Joshua Pollock is a Postdoctoral Fellow at Kent State University.  He is the acting director of the Kent Electrophysiological Neuroscience Laboratory (KENL).  Joshua received his PhD from the University of Akron.  His program of research involves using a neuroscience approach to quantify sociological and psychological changes.  To that end the KENL is currently investigating identity relevant feedback, neurophysiological responses to changes in the orientation of stimuli, and emotional responses to valenced stimuli.  The research he conducts is on emotion regulation changes, cognitive regulation changes, and emotion arousal changes elicited by a variety of different stimuli.  He has previously investigated emotion regulation differences in age.  His current research involves neurophysiological differences in emotion regulation between practitioners of meditation and those who are not experienced in meditation.  He is currently a Co-Investigator on a recently funded Army Research office grant investigating the neurodynamics of social status (PI= Kalkhoff).  Joshua also consults on both electroencephalograph (EEG) and functional magnetic resonance imaging (fMRI) designs for The Ohio State University.

Dr. Marieke van Vugt

Marieke van Vugt is an assistant professor at the Department of Artificial Intelligence (ALICE) at the University of Groningen. She obtained her PhD in neuroscience focusing on the role of brain oscillations in recognition memory with Dr. Michael Kahana at the University of Pennsylvania in 2008. She then went on to do postdoctoral research on the neural correlates of decision making with Dr. Jonathan Cohen at Princeton University before starting her own group as a tenure track assistant professor in Groningen in 2010. Her research focuses on dissecting the fundamental cognitive operations and neural processes involved in making decisions, and on how our decisions are affected by meditation practice. She makes use of a combination of computational modeling, neuroscience, and experimental psychology tools. She has developed a unique approach to studying meditation by using computational models of cognition. Using these methods, she showed that meditation reduces mental noise. She has also developed a novel method to track perseverative cognition, with which she showed that after mindfulness-based cognitive therapy, people were less "stuck" in recalling negative memories. More recently she has started to build models of the meditation and distraction process itself.

Dr. Bryce Johnson

Bryce Johnson has been working continuously with the Library of Tibetan Works and Archives since 2000. He received a B.S. in 1997 and M.S. in 1999 from the University of California, Santa Barbara in Mechanical Engineering.
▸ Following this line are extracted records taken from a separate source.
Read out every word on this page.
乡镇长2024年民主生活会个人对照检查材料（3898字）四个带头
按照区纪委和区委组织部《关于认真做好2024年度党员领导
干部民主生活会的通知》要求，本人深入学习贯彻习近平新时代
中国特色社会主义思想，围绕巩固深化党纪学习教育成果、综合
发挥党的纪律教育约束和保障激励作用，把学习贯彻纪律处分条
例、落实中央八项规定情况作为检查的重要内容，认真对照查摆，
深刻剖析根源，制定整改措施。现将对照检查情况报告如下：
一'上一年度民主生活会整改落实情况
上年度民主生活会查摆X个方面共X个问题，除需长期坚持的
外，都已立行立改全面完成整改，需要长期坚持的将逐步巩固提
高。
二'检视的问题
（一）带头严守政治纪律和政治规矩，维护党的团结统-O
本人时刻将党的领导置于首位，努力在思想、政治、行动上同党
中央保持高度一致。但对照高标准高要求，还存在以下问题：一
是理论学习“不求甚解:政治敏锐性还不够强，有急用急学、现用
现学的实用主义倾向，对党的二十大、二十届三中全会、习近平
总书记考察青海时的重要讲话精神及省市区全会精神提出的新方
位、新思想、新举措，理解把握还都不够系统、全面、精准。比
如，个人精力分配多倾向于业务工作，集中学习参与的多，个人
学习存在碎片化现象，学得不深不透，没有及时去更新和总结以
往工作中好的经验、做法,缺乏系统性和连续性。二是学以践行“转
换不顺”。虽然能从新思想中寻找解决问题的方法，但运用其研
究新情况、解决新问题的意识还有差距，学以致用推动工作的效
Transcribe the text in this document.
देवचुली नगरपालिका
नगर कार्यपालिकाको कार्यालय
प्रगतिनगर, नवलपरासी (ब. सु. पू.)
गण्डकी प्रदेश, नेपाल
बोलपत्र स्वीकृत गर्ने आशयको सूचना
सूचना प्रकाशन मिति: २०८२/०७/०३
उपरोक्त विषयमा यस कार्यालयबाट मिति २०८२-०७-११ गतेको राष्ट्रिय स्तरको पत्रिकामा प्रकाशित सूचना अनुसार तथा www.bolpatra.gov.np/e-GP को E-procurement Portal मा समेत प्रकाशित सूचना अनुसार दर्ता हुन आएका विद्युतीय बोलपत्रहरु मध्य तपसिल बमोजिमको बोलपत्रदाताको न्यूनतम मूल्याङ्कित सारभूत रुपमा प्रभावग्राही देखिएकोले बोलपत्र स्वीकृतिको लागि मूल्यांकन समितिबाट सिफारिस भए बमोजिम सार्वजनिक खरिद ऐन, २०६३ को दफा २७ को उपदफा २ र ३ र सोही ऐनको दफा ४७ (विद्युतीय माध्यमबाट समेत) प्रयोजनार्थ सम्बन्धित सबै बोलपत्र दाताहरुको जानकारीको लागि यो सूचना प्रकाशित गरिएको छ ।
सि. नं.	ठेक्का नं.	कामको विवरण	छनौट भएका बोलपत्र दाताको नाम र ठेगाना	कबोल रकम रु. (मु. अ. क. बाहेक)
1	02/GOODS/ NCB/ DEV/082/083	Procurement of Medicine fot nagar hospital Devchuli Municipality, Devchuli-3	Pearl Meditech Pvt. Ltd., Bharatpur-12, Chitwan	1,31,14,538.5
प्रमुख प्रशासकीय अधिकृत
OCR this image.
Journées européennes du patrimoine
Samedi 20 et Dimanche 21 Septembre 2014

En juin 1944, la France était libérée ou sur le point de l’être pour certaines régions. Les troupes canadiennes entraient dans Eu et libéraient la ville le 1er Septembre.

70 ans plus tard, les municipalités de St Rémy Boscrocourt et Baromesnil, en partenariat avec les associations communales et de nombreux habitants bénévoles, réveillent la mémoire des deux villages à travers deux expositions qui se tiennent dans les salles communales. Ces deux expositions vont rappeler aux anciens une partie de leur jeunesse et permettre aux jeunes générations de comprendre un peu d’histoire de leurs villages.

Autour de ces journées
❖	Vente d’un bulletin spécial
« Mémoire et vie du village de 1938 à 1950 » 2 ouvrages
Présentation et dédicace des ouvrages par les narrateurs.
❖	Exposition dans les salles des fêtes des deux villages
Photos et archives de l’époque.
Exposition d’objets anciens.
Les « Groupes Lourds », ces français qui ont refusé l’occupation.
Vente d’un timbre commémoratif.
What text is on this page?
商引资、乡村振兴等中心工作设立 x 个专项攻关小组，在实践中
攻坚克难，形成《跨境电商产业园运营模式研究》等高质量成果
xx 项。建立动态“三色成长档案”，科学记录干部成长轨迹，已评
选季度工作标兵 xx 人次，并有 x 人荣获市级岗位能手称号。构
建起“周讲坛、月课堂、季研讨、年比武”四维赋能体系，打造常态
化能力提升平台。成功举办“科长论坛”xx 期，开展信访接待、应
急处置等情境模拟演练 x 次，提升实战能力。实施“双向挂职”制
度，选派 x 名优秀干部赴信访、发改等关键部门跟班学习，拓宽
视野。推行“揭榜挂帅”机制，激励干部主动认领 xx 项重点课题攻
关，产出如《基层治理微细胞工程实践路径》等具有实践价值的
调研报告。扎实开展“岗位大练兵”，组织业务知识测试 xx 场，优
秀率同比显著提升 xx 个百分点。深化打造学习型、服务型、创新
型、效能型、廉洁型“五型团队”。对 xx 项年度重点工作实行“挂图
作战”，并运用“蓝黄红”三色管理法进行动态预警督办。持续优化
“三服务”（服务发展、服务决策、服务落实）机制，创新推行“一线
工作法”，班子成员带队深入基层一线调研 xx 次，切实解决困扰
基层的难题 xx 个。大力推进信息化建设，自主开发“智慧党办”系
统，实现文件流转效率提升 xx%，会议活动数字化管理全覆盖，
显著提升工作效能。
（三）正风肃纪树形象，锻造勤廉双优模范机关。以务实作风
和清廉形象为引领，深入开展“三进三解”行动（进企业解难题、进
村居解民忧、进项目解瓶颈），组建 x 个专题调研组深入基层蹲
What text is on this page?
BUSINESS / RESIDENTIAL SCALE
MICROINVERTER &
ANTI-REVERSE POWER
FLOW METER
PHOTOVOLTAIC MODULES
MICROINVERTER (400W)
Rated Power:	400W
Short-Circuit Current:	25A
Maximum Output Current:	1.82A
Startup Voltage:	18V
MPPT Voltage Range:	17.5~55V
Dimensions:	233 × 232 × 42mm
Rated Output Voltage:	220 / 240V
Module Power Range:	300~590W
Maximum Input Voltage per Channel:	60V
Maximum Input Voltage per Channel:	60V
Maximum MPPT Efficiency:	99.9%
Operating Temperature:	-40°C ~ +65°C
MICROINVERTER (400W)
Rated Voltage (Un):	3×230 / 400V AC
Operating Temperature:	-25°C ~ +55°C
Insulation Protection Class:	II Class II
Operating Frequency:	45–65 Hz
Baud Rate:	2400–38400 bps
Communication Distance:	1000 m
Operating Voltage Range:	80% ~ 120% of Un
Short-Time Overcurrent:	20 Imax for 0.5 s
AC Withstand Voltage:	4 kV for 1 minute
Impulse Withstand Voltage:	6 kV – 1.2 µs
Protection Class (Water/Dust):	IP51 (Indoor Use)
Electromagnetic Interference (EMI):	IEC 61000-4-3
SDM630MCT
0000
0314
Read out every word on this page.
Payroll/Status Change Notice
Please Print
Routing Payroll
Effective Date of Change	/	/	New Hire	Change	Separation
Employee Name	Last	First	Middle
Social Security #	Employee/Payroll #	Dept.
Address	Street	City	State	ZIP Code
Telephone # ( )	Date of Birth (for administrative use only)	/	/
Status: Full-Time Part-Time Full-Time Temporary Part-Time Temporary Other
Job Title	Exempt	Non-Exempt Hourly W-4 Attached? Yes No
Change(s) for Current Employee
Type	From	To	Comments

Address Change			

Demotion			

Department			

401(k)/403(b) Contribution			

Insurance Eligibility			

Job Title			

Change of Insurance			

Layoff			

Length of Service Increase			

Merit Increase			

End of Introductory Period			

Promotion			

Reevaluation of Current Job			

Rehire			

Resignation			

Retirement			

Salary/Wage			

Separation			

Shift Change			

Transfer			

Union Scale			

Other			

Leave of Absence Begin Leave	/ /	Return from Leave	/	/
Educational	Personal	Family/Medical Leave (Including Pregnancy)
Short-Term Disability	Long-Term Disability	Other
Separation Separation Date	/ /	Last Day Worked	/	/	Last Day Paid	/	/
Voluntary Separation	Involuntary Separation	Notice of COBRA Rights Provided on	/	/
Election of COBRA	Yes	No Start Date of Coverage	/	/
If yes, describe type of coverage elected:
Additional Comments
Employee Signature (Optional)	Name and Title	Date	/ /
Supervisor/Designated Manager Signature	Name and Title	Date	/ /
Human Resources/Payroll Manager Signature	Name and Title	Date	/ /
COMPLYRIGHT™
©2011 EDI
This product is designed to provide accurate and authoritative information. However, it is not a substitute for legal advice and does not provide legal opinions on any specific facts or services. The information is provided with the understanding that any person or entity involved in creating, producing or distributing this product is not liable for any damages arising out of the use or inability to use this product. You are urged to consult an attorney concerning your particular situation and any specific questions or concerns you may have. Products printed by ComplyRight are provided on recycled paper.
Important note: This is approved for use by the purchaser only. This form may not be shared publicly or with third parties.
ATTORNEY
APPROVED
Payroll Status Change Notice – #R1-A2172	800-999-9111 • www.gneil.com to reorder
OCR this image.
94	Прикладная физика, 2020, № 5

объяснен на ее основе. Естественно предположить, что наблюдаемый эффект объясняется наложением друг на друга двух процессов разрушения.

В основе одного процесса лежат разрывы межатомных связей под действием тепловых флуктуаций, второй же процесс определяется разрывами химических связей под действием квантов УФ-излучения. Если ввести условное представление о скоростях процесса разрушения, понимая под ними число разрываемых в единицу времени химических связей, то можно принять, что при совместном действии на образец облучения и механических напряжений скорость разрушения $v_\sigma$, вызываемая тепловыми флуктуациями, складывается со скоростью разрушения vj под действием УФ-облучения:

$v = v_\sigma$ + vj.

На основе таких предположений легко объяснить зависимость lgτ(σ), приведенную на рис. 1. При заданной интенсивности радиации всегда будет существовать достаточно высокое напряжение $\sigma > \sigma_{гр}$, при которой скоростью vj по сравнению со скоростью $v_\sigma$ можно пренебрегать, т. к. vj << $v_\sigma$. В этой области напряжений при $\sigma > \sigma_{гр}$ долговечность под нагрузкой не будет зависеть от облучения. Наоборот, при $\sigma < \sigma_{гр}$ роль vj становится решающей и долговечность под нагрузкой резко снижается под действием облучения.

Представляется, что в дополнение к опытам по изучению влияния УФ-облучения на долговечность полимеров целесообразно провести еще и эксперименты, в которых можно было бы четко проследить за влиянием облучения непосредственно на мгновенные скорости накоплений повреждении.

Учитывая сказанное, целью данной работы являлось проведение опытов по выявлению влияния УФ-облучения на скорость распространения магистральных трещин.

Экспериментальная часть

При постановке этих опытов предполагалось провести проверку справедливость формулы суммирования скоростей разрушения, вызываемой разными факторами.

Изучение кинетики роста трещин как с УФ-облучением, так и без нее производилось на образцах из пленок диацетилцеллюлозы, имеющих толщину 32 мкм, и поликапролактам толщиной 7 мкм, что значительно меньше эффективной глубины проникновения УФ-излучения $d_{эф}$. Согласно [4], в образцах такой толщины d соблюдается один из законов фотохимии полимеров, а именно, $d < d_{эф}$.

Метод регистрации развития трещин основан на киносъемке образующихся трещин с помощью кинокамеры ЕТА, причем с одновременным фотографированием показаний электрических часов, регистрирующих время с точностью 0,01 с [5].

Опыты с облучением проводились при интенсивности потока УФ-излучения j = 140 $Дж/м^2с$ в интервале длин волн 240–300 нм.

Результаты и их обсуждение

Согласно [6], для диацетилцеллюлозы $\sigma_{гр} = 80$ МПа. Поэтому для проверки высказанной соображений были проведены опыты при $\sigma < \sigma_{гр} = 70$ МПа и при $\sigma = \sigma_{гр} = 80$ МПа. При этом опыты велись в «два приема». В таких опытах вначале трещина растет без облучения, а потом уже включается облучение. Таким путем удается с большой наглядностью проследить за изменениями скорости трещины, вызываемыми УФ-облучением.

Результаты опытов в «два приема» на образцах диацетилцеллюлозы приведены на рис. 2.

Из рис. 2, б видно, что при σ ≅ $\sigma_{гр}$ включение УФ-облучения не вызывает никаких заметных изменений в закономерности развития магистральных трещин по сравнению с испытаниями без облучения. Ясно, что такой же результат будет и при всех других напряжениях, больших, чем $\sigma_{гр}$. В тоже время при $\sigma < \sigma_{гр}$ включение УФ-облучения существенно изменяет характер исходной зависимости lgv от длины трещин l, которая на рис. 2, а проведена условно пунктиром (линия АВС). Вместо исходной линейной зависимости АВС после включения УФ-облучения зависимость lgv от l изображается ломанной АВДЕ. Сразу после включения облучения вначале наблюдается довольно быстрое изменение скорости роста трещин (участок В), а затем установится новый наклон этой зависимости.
During this time he developed a personal interest in science and philosophy. Bryce lived in Dharamshala for two years from 1999-2001 where he helped start the Library's science education project. During this time he began a deep appreciation for Buddhist philosophy and sharing western science with Tibetan monastic scholars. In 2007, he completed a Ph.D. in Environmental Engineering from the University of California, Berkeley. Dr. Johnson has worked as a scientist for the California Environmental Protection Agency on water quality issues related to mercury contamination in Northern California. In 2008 he worked as a IC Postdoctoral Fellow at Texas A&M University at the Laboratory for Oceanographic and Environmental Research in Galveston, Texas. Bryce's research focuses on issues related to water quality with an emphasis on the connections between humans and their impact on natural and engineered environments.